Confronted with the implacable details of today’s climate science, we draw comfort as best we may from the thinnest of thin pickings. The Scottish Resources Conference and the Climate Launchpad have accelerated decarbonisation trajectories for a part of our society, driven by more and more disruptive innovation, realistic carbon pricing and an end to all subsidies for fossil fuels, are politically complex. There will be surely winners and losers resulting from all of those changes.
As a matter of fact that’s where the idea of the Third Industrial Revolution comes into it — not just because of his analysis of the convergence between all things digital, all things connectible and all things renewable, but because it’s exciting. People aren’t going to be dragged reluctantly into tomorrow’s low-carbon economy, looking back mournfully over their shoulder at the familiar world they’re leaving behind. It has to be a world that is so enticing, so technologically cutting-edge and so affordable that they will want to be at the front of the queue, demanding that they too should enjoy the benefits of a sustainable world.
That’s particularly true of today’s young innovators, who have been the protagonist of all the Climate Change Innovations we have seen at the Climate Launchpad 2016 in Estonia. We were in fact one of the oldest teams: my business partner and I are respectively 50 and 44 years old, and even banging the walls about sustainability for about 40 years between the two of us we never seen such an exciting time for world change opportunity.
These youngsters know that the world we’re currently heading towards, on a business-as-usual basis, is going to be dumped soon hopefully. It surely will be shaped by debt and endless austerity, by accelerating climate change and collapsing ecosystems. What millennials ever heard from politicians was that there was no alternative but to grind on and on with today’s failed model of planet-trashing progress.

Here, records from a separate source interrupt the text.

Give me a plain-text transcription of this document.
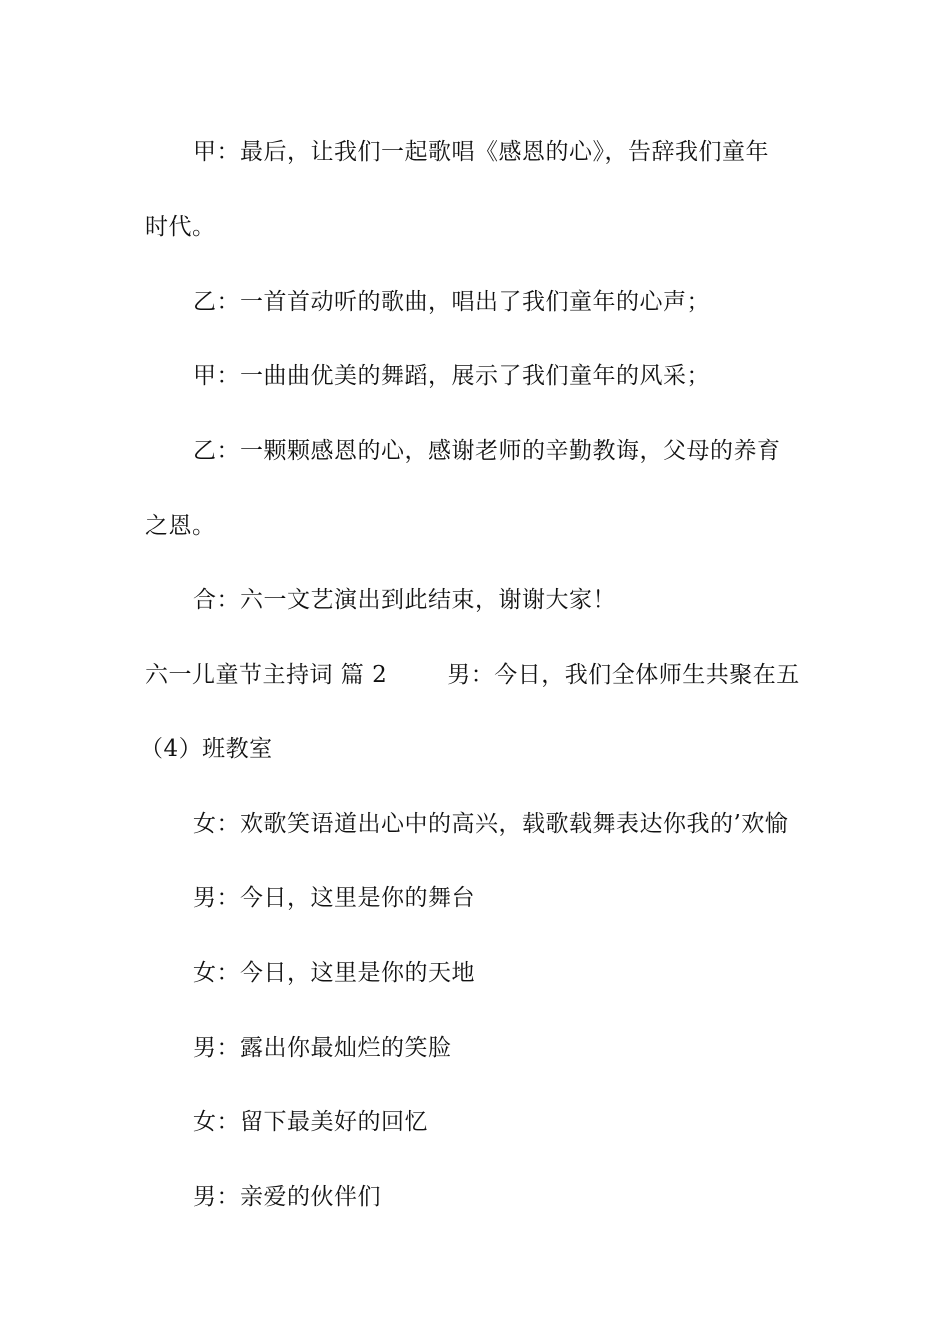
甲：最后，让我们一起歌唱《感恩的心》，告辞我们童年
时代。
乙：一首首动听的歌曲，唱出了我们童年的心声；
甲：一曲曲优美的舞蹈，展示了我们童年的风采；
乙：一颗颗感恩的心，感谢老师的辛勤教诲，父母的养育
之恩。
合：六一文艺演出到此结束，谢谢大家！
六一儿童节主持词 篇 2	男：今日，我们全体师生共聚在五
（4）班教室
女：欢歌笑语道出心中的高兴，载歌载舞表达你我的’欢愉
男：今日，这里是你的舞台
女：今日，这里是你的天地
男：露出你最灿烂的笑脸
女：留下最美好的回忆
男：亲爱的伙伴们
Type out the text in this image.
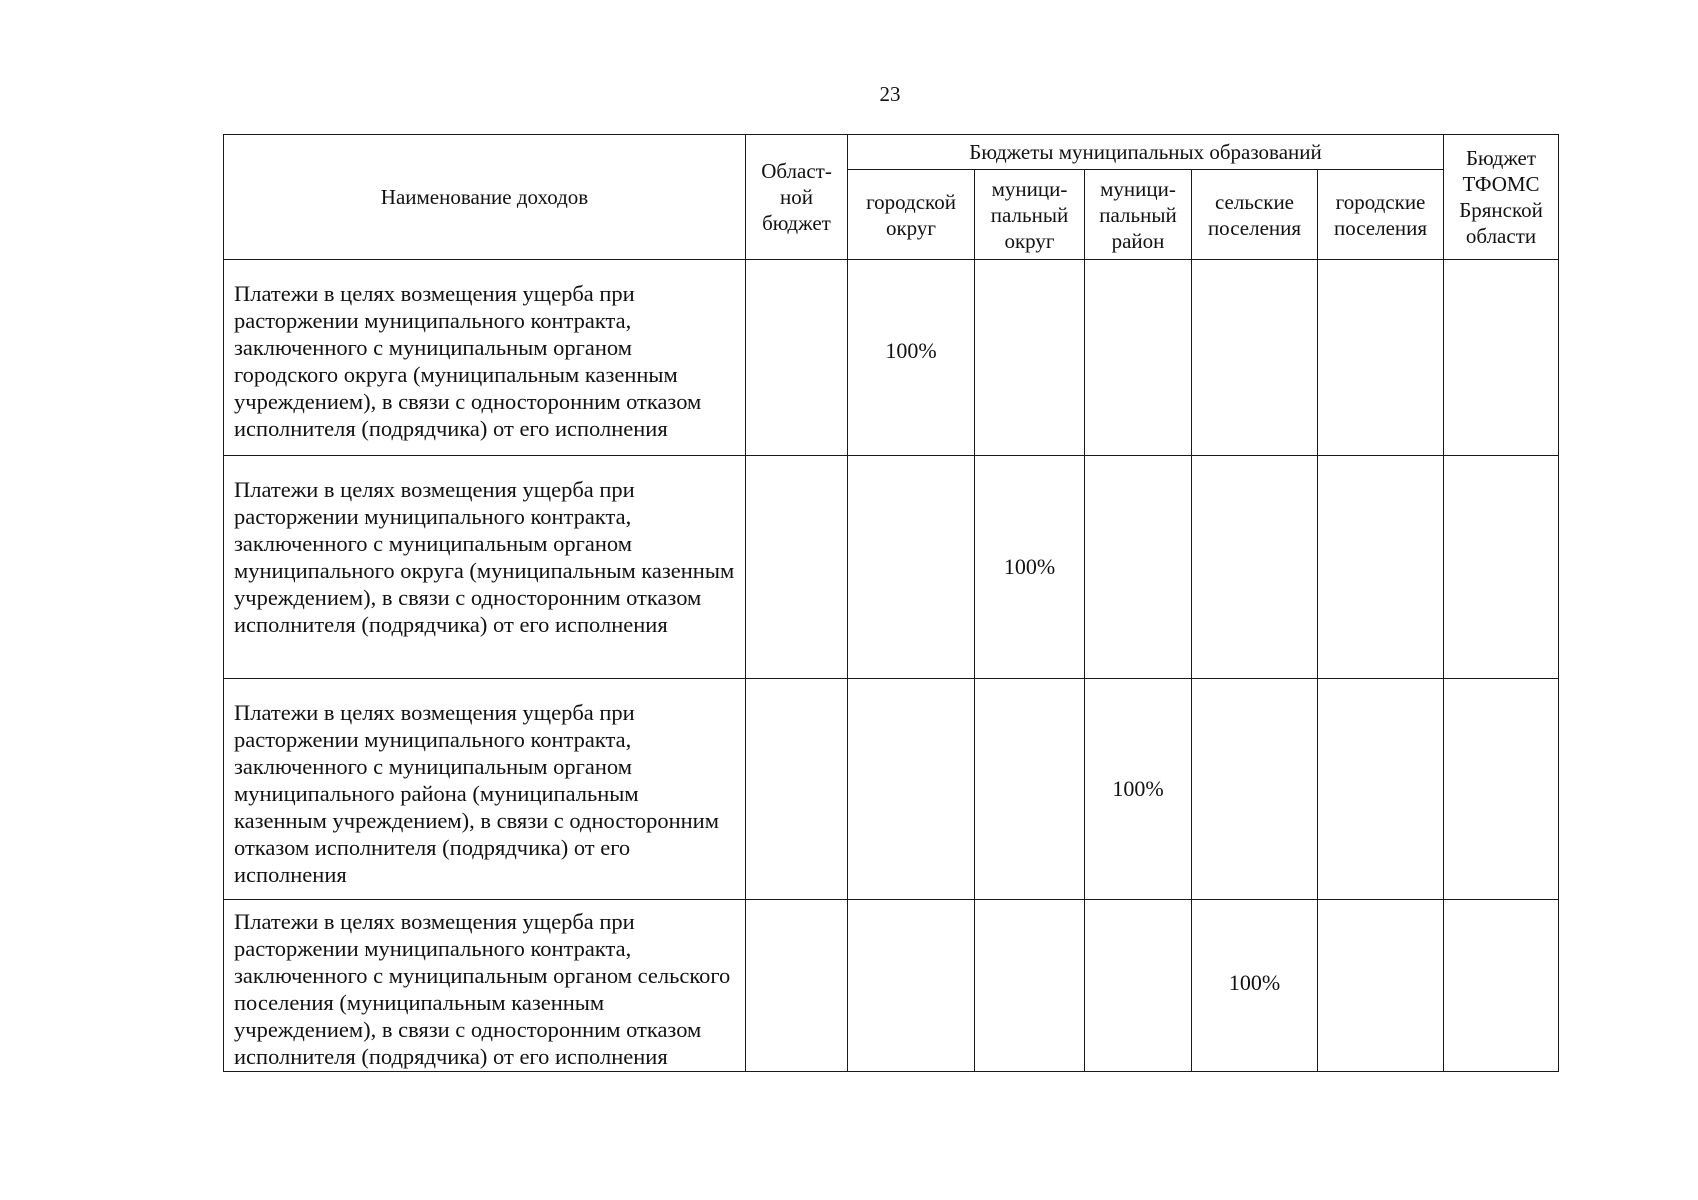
23
Наименование доходов	Област-
ной
бюджет	Бюджеты муниципальных образований					Бюджет
ТФОМС
Брянской
области
		городской
округ	муници-
пальный
округ	муници-
пальный
район	сельские
поселения	городские
поселения	
Платежи в целях возмещения ущерба при расторжении муниципального контракта, заключенного с муниципальным органом городского округа (муниципальным казенным учреждением), в связи с односторонним отказом исполнителя (подрядчика) от его исполнения		100%					
Платежи в целях возмещения ущерба при расторжении муниципального контракта, заключенного с муниципальным органом муниципального округа (муниципальным казенным учреждением), в связи с односторонним отказом исполнителя (подрядчика) от его исполнения			100%				
Платежи в целях возмещения ущерба при расторжении муниципального контракта, заключенного с муниципальным органом муниципального района (муниципальным казенным учреждением), в связи с односторонним отказом исполнителя (подрядчика) от его исполнения				100%			
Платежи в целях возмещения ущерба при расторжении муниципального контракта, заключенного с муниципальным органом сельского поселения (муниципальным казенным учреждением), в связи с односторонним отказом исполнителя (подрядчика) от его исполнения					100%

Everything that lies behind the this opportunity of a shifting economy model for our society, with its emphasis on high tech, information technology, personal aspiration, better services, collaborative consumption, the circular, sharing economies and so on, speak to a different part of the human spirit, with a message that is much more compelling than the old “we’ve got to do this, otherwise we’re all f...” narrative. It’s in this spirit that several dozen of the world’s largest companies have set out to appeal through the Climate Launchpad collective platform, celebrating the power of innovation and brilliant entrepreneurs seeking to bring this world alive. It’s all about more sustainable ways of meeting people’s needs and fulfilling their hopes and dreams — without ever mentioning the word sustainability.